I wonder what is your favorite type of gambling. Mine is sports betting, particularly tennis.


----------



## tia992 (Dec 6, 2018)

I love to play poker. I can sit the whole day and eating nothing when i play.


----------



## Jim.Fox.Blues245 (Dec 21, 2018)

I guess Esports betting will fall under "sports betting".


----------



## Betting Forum (Dec 21, 2018)

Jim.Fox.Blues245 said:


> I guess Esports betting will fall under "sports betting".

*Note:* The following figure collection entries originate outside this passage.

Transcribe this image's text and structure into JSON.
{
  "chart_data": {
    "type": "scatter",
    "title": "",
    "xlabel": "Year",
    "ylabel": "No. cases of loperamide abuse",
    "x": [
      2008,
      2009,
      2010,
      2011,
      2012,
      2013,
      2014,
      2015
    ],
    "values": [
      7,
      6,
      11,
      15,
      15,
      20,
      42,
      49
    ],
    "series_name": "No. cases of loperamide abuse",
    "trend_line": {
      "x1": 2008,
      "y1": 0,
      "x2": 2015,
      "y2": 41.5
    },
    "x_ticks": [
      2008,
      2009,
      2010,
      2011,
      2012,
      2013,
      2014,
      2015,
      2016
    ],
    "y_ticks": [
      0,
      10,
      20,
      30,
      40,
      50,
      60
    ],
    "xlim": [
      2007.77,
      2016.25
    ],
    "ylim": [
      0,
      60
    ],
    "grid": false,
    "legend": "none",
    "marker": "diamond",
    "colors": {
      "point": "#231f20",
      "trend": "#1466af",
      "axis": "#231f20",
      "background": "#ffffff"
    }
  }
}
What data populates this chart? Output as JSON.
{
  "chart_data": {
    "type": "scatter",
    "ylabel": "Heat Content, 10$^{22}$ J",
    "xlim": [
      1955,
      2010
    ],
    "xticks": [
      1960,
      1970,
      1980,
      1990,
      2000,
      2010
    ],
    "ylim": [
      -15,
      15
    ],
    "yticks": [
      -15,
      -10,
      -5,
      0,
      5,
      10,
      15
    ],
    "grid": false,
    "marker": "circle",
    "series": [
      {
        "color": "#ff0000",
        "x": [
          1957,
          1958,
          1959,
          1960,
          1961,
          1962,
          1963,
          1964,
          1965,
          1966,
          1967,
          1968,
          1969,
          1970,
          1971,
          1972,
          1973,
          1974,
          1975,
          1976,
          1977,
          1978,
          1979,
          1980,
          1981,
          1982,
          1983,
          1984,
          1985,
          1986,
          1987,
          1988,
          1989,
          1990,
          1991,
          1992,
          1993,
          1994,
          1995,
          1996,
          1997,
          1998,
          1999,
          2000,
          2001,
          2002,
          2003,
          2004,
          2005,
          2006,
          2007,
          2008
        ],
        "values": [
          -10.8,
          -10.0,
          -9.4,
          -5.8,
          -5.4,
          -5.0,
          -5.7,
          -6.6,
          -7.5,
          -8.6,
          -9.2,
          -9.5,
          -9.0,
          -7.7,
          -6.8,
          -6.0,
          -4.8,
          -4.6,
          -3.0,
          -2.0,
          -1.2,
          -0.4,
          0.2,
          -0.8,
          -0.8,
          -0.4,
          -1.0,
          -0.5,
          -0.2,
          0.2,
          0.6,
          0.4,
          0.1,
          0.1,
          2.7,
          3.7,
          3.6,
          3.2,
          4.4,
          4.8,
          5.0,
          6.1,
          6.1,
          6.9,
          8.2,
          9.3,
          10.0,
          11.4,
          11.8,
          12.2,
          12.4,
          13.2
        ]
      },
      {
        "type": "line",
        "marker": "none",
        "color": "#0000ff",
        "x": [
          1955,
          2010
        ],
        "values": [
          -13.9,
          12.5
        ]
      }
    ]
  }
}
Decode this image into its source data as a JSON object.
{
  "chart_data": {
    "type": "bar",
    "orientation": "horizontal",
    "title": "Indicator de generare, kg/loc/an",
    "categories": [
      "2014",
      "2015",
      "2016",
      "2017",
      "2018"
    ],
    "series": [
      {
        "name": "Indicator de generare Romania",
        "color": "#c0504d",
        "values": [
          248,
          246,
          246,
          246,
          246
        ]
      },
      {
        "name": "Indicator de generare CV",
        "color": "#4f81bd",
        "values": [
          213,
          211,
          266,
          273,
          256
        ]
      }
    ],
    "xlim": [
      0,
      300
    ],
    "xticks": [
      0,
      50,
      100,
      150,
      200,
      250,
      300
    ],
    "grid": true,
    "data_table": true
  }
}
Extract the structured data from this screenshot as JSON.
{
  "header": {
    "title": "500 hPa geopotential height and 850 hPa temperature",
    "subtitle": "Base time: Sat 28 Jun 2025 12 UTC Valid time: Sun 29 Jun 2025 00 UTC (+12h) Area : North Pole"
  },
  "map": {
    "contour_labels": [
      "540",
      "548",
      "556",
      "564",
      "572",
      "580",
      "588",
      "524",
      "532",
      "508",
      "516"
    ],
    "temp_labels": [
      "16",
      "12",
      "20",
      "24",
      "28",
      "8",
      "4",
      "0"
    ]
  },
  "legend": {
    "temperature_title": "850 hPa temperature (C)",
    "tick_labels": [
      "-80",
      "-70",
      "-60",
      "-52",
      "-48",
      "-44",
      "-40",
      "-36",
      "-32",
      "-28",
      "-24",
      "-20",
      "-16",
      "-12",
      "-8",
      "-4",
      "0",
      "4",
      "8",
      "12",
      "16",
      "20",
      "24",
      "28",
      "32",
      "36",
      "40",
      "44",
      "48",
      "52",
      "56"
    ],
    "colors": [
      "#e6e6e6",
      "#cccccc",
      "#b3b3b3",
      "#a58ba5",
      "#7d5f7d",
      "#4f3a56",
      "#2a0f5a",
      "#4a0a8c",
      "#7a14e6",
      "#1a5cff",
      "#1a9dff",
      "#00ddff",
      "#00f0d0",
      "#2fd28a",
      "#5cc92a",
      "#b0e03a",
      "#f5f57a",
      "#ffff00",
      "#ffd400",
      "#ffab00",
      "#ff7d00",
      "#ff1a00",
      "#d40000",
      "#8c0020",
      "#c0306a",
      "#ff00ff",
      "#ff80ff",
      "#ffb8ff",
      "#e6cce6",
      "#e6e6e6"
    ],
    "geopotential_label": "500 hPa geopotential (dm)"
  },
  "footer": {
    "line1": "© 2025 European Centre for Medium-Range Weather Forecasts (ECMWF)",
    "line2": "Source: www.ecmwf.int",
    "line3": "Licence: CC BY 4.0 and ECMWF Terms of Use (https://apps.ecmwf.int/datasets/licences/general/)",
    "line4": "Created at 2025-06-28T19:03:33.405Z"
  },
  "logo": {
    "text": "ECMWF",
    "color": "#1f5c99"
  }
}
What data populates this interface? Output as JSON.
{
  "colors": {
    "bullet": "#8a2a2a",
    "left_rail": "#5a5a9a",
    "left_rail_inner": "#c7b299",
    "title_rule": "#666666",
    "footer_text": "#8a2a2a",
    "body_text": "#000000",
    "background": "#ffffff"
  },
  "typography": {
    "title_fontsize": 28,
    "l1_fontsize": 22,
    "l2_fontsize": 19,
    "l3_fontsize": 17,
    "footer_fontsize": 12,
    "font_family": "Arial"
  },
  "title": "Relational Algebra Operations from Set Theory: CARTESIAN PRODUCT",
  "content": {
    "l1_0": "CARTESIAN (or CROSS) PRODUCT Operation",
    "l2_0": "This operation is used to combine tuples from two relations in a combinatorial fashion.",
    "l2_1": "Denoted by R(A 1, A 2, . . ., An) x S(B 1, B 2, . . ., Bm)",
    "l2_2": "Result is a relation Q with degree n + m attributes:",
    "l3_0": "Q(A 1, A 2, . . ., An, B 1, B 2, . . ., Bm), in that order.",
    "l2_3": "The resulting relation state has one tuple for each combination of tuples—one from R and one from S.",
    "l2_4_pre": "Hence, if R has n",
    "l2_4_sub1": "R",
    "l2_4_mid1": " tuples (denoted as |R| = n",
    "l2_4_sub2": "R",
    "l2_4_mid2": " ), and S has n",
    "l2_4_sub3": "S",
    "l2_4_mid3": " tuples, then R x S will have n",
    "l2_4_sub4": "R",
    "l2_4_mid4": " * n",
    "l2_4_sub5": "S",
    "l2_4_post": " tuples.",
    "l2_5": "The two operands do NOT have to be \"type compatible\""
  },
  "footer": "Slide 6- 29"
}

Yes, it is a sport, even though not classical like alpine skiing


----------



## elabor7 (Dec 23, 2018)

I only love sports betting and in particular, soccer, football, ice hockey and basketball


----------



## Jim.Fox.Blues245 (Dec 26, 2018)

admin said:


> Yes, it is a sport, even though not classical like alpine skiing


That's the only sports you can't be too tired to play. Lol


----------



## Betting Forum (Dec 26, 2018)

Jim.Fox.Blues245 said:


> That's the only sports you can't be too tired to play. Lol



May be chess also but the mental hardness of this sport is even harder than most sports


----------



## Jim.Fox.Blues245 (Dec 27, 2018)

admin said:


> May be chess also but the mental hardness of this sport is even harder than most sports


Chess needs thinking not just thinking but tactical, it exhausting for my brains. Lol


----------



## BgFutbol (Dec 27, 2018)

I voted for sports betting. If we are discussing the most lazy sport, that must be golf, just look at the professionals, it's a pensioner sport


----------



## Jim.Fox.Blues245 (Dec 27, 2018)

BgFutbol said:


> I voted for sports betting. If we are discussing the most lazy sport, that must be golf, just look at the professionals, it's a pensioner sport


Lazy you mean rich men that is tripping in a field?


----------



## DaLar87 (Feb 14, 2019)

Hello. And I like to play online casinos. It is especially interesting to learn about new casinos by reading reviews on , and then visiting the sites I like.
Lately, I’m really excited about poker. This simple card game has driven the whole world crazy


----------



## jassonrey (Jun 28, 2019)

I love to play my favorite Poker games because this is very lucky to me.


----------



## top10bookie (Jun 29, 2019)

poker game, casino, sicbo very favorite


----------



## Godeye (Aug 12, 2019)

I don't know if this only applies to me, but lotteries are the absolute worse


----------



## AHAY (Aug 13, 2019)

Hello, I thought that I found a really interesting thing. I bet game with high probability and a low ROI.
Yesterday, I played PSG Vs. Nimes ( France Ligue 1). I picked 1X with 1.02 odd !!! It was a guarantee, I bet 500 $ (on bet365) and I get as a benefit 10$.
I read this in an ebook, and I found that really interesting. The book says that we must deal with sports betting as an investment. we use only betting
skills to pick games with high probabilities. Can anyone advise me before I go deep with this


----------



## Giresse (Aug 14, 2019)

sport betting is a must guys, i particularly like betting on football


----------